IAX2 Performance
By Russell Bryant
As a part of the latest Asterisk security release, the IAX2 channel driver in Asterisk got various changes to make it more difficult to abuse IAX2 in Asterisk in a traffic amplification attack. IAX2 uses call numbers to specify which packets are associated with which call. One of the changes that I made for the security issue was to have Asterisk randomly choose call numbers where it previously chose the lowest one that it could.
This change had an unfortunate side effect. It highlighted a part of chan_iax2 that was extremely inefficient. The higher the call number, the worse this piece of code performed. By choosing a very high call number, the performance of the server would plummet.

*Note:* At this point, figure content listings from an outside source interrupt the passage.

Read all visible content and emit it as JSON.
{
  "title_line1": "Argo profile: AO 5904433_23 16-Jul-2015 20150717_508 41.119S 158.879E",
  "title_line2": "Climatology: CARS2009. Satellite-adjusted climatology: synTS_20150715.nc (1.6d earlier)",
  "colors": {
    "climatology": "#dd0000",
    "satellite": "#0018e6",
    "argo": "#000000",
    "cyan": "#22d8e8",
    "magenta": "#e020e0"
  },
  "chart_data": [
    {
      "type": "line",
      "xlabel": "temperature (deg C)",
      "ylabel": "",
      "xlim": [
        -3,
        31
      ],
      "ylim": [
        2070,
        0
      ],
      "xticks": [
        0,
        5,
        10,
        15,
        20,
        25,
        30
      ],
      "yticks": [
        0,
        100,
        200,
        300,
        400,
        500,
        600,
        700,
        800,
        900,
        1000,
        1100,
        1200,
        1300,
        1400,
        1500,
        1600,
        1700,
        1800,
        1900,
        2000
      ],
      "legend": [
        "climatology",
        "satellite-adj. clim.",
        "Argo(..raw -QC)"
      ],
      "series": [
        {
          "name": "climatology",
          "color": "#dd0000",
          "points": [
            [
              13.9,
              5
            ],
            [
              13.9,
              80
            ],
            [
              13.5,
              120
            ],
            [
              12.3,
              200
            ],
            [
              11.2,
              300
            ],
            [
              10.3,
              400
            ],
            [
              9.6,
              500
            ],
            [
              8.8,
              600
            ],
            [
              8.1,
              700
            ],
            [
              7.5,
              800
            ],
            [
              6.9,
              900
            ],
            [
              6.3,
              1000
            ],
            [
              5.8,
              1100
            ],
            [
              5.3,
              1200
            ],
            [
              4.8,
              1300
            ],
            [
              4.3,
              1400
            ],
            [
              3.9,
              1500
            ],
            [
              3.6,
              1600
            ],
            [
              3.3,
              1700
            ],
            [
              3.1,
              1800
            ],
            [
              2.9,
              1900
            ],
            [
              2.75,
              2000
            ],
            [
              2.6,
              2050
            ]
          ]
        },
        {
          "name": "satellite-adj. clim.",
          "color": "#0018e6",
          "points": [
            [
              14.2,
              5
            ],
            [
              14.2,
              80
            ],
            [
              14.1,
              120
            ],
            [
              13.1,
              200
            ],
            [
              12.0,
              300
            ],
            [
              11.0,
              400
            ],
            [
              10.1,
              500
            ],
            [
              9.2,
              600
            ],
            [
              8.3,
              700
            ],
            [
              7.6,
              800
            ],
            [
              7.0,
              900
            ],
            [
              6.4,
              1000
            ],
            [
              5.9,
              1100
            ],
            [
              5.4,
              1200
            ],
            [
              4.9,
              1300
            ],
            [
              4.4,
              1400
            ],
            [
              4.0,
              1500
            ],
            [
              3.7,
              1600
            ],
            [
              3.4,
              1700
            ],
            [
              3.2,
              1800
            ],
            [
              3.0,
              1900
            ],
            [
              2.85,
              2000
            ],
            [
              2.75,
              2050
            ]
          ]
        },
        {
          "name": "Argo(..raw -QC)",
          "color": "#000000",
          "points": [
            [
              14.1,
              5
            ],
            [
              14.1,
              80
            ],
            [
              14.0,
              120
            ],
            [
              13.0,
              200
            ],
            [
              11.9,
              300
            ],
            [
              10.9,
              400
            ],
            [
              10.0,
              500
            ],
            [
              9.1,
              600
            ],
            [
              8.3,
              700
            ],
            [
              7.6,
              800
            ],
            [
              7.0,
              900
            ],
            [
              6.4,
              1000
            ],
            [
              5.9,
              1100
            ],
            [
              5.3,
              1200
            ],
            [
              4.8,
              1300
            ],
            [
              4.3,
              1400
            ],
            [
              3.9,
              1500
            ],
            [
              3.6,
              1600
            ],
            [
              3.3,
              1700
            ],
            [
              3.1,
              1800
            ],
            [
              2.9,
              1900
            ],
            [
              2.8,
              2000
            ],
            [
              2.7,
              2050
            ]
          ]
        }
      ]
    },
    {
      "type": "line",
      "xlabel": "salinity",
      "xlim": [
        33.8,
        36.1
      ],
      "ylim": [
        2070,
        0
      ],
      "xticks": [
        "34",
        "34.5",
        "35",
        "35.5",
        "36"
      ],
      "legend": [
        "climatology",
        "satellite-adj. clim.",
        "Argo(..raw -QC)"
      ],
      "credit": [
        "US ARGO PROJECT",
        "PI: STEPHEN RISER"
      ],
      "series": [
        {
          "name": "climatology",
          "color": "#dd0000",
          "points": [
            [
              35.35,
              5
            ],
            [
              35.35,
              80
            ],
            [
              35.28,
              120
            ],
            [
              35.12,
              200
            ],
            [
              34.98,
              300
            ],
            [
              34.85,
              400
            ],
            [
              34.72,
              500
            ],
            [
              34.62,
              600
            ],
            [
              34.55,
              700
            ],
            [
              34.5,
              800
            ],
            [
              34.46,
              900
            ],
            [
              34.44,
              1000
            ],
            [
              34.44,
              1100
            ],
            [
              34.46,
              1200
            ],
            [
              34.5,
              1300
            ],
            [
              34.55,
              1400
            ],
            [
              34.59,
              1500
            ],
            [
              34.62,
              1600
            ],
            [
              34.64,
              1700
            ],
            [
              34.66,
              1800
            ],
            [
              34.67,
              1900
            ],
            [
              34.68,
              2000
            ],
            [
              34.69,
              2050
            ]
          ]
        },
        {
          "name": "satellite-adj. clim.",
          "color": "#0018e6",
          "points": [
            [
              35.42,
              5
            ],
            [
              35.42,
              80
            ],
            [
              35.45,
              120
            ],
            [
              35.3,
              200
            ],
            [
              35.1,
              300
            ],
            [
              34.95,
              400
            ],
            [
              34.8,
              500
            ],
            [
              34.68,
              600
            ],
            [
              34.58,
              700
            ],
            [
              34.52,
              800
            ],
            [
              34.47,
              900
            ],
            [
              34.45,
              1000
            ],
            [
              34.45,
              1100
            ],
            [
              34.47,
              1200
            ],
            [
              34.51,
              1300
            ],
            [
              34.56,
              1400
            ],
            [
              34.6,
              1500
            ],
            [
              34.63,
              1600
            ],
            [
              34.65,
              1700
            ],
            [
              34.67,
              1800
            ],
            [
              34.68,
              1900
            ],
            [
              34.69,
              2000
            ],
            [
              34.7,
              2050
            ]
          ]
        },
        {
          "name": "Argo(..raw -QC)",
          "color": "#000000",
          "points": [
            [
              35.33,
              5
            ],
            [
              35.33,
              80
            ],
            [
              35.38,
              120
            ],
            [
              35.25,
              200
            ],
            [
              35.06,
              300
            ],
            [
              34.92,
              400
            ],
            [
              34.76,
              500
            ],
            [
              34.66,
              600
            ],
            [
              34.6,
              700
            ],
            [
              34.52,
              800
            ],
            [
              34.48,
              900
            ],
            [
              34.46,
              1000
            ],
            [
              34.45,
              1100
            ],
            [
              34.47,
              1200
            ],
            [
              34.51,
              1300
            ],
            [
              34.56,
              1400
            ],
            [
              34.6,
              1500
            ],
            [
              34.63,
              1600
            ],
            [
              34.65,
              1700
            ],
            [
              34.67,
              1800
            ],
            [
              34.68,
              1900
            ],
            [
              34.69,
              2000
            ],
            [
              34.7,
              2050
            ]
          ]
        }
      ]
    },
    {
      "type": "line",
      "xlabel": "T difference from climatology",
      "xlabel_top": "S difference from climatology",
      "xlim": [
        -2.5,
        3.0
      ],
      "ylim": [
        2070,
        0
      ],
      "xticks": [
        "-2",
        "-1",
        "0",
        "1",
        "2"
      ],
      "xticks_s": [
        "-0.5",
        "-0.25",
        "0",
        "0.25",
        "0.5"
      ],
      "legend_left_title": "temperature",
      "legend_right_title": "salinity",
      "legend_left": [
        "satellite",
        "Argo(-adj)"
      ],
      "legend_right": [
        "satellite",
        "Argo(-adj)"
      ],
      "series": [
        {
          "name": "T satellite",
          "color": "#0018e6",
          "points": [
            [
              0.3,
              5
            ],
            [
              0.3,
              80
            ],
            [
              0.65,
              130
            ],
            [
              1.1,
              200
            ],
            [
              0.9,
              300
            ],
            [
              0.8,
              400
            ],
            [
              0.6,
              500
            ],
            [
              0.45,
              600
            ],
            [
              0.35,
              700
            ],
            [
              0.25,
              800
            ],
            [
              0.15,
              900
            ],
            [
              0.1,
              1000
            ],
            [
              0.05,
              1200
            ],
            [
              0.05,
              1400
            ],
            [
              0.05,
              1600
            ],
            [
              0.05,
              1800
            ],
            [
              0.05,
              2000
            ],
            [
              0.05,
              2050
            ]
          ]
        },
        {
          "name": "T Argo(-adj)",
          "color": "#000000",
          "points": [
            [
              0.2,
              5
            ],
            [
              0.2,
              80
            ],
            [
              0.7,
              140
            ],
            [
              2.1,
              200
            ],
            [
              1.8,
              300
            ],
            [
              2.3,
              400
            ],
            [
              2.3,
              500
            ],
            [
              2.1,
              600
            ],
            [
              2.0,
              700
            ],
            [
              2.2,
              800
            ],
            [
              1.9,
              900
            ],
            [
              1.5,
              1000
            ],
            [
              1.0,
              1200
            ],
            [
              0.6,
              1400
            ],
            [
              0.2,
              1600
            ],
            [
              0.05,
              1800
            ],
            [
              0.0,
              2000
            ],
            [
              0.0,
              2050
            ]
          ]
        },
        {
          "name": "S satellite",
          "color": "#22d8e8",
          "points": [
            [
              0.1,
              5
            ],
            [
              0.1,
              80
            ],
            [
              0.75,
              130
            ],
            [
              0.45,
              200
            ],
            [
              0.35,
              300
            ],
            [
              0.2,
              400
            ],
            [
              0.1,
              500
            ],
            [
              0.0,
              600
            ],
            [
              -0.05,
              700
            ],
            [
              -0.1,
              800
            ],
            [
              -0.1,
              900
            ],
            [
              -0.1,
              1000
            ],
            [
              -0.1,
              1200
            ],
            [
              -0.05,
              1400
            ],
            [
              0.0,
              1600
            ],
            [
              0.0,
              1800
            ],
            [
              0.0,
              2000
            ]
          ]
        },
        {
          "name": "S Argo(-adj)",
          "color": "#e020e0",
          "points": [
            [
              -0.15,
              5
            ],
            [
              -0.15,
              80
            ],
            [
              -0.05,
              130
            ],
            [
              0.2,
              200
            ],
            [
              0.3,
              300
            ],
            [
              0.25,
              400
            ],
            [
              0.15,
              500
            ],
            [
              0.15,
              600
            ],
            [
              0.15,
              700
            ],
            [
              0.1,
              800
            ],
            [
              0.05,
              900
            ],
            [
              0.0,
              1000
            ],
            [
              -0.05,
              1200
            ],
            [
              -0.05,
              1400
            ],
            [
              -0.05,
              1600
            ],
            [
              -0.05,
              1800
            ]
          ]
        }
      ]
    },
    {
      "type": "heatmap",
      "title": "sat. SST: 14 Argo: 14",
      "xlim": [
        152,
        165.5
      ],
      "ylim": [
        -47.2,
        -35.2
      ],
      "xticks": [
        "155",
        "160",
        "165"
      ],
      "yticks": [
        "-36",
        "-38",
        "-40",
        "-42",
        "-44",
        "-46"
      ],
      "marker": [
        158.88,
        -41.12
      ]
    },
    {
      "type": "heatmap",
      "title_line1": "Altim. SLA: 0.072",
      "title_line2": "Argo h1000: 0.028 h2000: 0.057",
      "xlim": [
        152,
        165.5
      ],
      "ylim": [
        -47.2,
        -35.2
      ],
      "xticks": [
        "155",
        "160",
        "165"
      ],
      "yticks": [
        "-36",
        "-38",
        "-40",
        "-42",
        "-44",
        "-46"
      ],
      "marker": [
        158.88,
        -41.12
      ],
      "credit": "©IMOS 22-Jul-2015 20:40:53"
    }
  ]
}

On a small embedded platform, this may have meant that it couldn’t handle a single call. On my Intel Core 2 Duo machine @ 2.33 GHz, this meant that I couldn’t handle much more than about 16 IAX2 channels. That is terrible.
So, this got me motivated to fix up this code once and for all. I reworked some of the IAX2 code in Asterisk to index calls in a hash table in such a way that the lookup that previously had such terrible performance could be performed very quickly.
Testing my new code against chan_iax2 with my security fixes yielded a 3600% concurrent IAX2 channel increase! However, even when compared with the code before the security fixes, the IAX2 channel driver is still able to handle a lot more calls. On my machine, the most recent code can handle 55% more concurrent IAX2 channels than the code could handle before the security changes.
Asterisk 1.4.20 will contain these changes. Normally I would not put enhancements like this in the 1.4 release version of Asterisk. However, this was a special situation. So, enjoy!
There has been criticism of IAX2 performance in the past. However, during the 1.4 release series, I have put a lot of work into re-doing a lot of data structure management. Most of the changes were inspired by bugs that came up, but had nice performance impacts as a beneficial side effect.
At this point, I can not see any reason that the IAX2 channel driver in Asterisk would perform any worse than SIP. It would be interesting to do some more IAX2 versus SIP comparisons with the most recent code. In Asterisk trunk, a lot of work has gone into the data structures supporting both protocols. All critical data structures have been carefully converted to be indexed in hash tables using the astobj2 object model. Not only are lookups much faster with the hash tables, but the astobj2 object model has a lot of very nice locking features which provide even more performance improvements.
Anyway, thank you all for your continued support of Asterisk!